A moonpool is a large wall-sided hole in the bottom of a ship through which, for instance, equipment can be lowered into the sea or through which pipes (riser, cables or drills) are going. When properly designed and located on the vessel, the outside horizontal forces as well as vertical motion of the water are suppressed to allow safe subsea operations.
Vessels equipped with moonpools are drilling vessels, pipe-laying vessels, rock dumping vessels, survey vessels or diving support vessels.

The column of water inside the moonpool can, however, be excited at its own natural frequency resulting in large vertical motions described in the literature as piston mode. Internal sloshing can also occur, resulting in transverse breaking waves that are added to the vertical motions.
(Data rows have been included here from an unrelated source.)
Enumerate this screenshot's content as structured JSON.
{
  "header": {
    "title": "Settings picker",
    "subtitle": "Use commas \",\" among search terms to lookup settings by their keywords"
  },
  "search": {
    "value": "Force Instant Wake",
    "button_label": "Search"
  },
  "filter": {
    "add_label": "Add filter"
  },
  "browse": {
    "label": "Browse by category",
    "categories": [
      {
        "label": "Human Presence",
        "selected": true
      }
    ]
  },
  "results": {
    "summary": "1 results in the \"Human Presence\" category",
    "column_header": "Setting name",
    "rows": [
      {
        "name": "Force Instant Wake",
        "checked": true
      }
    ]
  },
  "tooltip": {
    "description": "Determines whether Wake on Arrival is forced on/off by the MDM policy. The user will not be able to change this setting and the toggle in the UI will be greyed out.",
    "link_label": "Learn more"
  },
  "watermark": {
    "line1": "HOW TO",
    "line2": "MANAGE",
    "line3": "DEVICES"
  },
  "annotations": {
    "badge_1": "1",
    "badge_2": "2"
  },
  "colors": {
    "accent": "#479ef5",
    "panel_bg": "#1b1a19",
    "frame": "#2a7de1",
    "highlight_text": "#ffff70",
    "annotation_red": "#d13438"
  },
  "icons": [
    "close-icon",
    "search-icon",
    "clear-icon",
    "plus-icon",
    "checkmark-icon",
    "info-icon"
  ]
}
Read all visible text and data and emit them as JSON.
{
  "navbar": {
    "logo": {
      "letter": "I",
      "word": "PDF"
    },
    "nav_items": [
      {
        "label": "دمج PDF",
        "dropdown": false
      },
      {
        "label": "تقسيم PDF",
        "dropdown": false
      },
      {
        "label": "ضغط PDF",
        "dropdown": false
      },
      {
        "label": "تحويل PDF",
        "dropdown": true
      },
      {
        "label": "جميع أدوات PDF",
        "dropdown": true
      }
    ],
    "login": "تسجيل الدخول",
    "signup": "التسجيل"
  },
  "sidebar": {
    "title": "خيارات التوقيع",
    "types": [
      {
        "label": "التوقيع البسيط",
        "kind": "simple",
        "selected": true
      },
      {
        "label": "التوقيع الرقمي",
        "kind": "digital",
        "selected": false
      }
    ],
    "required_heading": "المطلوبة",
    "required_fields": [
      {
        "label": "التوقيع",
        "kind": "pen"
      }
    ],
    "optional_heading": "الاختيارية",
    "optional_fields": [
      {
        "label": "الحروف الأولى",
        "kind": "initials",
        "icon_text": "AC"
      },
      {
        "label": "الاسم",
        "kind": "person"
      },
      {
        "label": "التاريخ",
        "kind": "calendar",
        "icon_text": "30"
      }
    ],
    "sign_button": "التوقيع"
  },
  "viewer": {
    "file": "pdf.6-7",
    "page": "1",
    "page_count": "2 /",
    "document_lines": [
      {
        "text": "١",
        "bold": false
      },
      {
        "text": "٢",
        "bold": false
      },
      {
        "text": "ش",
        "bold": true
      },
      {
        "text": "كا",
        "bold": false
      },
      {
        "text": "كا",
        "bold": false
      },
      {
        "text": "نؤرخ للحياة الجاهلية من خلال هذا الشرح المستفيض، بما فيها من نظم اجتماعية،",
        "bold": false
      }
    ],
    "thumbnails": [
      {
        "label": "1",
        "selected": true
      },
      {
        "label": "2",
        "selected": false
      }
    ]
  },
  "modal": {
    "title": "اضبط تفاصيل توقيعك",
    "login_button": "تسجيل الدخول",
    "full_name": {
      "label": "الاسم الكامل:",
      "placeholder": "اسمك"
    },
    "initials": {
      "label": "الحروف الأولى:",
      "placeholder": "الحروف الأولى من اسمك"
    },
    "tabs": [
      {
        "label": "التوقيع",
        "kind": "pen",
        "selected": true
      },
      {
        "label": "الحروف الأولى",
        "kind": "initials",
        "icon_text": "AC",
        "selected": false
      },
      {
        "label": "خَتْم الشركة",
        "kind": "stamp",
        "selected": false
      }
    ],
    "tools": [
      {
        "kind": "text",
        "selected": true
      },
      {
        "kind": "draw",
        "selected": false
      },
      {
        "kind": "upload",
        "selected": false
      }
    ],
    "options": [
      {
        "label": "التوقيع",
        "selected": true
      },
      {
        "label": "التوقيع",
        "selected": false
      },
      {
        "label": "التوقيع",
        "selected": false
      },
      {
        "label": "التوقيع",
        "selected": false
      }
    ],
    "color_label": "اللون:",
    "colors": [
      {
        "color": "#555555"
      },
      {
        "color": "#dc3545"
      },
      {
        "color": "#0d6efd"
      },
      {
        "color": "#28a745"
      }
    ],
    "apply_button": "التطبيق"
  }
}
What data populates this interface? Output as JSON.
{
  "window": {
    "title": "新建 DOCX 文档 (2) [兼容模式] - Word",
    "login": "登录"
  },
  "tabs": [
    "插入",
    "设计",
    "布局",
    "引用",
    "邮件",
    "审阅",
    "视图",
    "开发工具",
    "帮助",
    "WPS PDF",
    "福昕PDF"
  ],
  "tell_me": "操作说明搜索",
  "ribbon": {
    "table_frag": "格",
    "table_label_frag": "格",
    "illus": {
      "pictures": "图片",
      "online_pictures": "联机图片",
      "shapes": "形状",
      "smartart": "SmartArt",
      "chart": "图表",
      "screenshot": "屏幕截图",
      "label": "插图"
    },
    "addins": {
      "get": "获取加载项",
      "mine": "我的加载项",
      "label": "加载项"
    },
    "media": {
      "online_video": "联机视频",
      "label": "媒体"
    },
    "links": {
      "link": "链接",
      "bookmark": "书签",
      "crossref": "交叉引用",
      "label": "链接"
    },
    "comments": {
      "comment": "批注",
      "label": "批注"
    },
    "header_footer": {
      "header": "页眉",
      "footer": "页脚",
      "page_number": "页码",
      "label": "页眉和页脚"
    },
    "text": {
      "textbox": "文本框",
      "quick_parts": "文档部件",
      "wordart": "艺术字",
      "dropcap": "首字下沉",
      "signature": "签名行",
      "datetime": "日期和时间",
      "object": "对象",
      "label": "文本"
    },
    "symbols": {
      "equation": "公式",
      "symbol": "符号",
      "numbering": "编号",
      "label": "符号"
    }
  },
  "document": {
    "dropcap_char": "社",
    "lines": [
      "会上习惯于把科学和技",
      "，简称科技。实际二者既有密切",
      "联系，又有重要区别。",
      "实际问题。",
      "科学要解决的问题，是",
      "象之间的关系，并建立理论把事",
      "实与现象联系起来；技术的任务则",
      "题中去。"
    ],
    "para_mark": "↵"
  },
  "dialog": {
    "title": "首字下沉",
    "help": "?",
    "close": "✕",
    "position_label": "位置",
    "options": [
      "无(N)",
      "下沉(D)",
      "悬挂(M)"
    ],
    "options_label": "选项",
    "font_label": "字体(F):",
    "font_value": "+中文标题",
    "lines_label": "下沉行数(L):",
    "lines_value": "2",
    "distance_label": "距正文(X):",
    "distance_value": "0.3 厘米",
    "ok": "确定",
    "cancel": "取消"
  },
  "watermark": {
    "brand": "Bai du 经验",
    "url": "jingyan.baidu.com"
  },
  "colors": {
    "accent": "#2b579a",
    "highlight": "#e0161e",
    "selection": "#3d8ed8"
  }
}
Water motions in the moonpool can be excited through different mechanisms, in waves or in calm water with forward speed of the vessel.
This dynamic magnification can cause slamming on diving bells or ROVs that are launched, green water over the edge of the moonpool which can be dangerous for the crew, or can increase drastically the resistance of the vessel in transit conditions.

This paper presents the different conditions in which oscillations of the moonpool will hamper the operations of the vessel. Moonpool motions have been studied since a long time (see references [1] to [30]). Hereafter a summary is presented of the phenomenon, of the empirical solutions applied during model tests and on existing vessels, as well as new techniques to solve the problem numerically.